Restless, shifting, fugacious as time itself is a certain vast bulk of the population of the red brick district of the lower West Side. Homeless, they have a hundred homes. They flit from furnished room to furnished room, transients forever - transients in abode, transients in heart and mind. They sing "Home, Sweet Home" in ragtime; they carry their lares et penates in a bandbox; their vine is entwined about a picture hat; a rubber plant is their fig tree. (O. Henry)

Deux fantômes du passé

« Bien joué mais on répète »
 
Farid et Kader croyaient que leur amitié était éternelle. Ils ont partagé pendant quatre ans la même chambre au foyer universitaire. Ils sont restés des amis inséparables jusqu’au moment où Farid décide de quitter l’Afrique pour l’Europe, puis l’Amérique. Kader décide de rester surtout qu’il vient de commencer une brillante carrière d’administrateur public.

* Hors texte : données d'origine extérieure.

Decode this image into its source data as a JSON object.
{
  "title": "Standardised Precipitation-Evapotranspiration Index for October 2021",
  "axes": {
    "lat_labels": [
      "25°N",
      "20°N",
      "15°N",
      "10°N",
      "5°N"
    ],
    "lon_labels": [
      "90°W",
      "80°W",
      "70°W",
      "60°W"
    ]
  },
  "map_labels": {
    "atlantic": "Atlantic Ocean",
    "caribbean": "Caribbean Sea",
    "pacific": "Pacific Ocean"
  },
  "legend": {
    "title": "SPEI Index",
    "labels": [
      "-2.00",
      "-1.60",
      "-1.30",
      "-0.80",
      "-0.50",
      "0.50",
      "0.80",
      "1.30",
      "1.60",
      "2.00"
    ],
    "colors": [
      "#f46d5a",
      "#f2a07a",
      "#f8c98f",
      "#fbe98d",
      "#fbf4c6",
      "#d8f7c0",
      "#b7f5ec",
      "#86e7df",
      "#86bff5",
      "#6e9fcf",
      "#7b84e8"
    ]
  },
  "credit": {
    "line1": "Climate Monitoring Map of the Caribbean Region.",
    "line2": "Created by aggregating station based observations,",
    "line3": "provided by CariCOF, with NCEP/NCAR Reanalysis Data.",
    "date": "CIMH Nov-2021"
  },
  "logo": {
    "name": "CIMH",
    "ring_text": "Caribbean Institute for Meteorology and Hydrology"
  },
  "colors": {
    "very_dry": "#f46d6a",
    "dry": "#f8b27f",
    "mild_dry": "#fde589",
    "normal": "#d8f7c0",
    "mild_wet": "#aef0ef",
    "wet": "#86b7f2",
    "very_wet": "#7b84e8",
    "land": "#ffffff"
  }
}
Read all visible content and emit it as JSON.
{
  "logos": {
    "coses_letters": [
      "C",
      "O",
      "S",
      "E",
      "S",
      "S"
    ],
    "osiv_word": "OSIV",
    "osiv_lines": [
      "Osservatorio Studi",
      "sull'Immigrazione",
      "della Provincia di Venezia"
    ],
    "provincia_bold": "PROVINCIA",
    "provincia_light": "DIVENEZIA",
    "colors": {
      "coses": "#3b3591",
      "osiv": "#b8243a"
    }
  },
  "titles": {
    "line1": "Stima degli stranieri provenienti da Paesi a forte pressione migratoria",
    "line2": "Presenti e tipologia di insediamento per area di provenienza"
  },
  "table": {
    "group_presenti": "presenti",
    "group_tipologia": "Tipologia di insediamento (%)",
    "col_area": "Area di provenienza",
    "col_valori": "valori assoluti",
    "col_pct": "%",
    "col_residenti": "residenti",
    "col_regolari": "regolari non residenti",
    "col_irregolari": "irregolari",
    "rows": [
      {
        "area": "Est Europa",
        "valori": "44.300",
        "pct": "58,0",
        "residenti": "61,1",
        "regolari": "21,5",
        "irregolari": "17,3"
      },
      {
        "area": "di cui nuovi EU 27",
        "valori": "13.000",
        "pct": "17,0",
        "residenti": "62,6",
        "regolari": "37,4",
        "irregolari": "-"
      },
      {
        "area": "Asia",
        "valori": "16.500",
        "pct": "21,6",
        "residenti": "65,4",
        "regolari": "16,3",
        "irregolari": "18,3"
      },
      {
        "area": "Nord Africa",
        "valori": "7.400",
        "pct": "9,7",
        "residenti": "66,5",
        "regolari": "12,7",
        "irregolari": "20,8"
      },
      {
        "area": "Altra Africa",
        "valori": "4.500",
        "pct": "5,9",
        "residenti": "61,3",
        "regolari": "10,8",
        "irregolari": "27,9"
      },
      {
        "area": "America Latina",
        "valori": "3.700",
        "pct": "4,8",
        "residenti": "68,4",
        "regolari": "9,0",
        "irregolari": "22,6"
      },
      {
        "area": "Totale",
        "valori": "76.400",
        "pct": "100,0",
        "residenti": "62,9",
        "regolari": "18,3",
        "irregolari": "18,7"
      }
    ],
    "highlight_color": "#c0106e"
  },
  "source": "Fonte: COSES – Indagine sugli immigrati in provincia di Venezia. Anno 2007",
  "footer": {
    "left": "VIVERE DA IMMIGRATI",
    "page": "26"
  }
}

Avec un logement et une voiture de fonction, que cherche-t-il de plus ? Leur amitié n’a pas résisté aux effets dévastateurs du temps. Un jour, le hasard réunit les deux vieux amis dans la salle d’attente d’un aéroport européen. Kader, promu au grade de directeur général, était en mission. Farid le nomade était en Europe pour participer au marathon de Bruxelles. Farid a mis du temps avant de reconnaître cet homme cravaté qui agitait la main et criait : "Farid, Farid !". En effet, Kader, ancien coureur, est devenu une énorme boule de graisse. Kader fut le premier à poser la question classique :
-          Alors que deviens-tu ?
-          Rien.
-          Ah !
-          Ah !
-          Tu arrives à t’en sortir, quand même ?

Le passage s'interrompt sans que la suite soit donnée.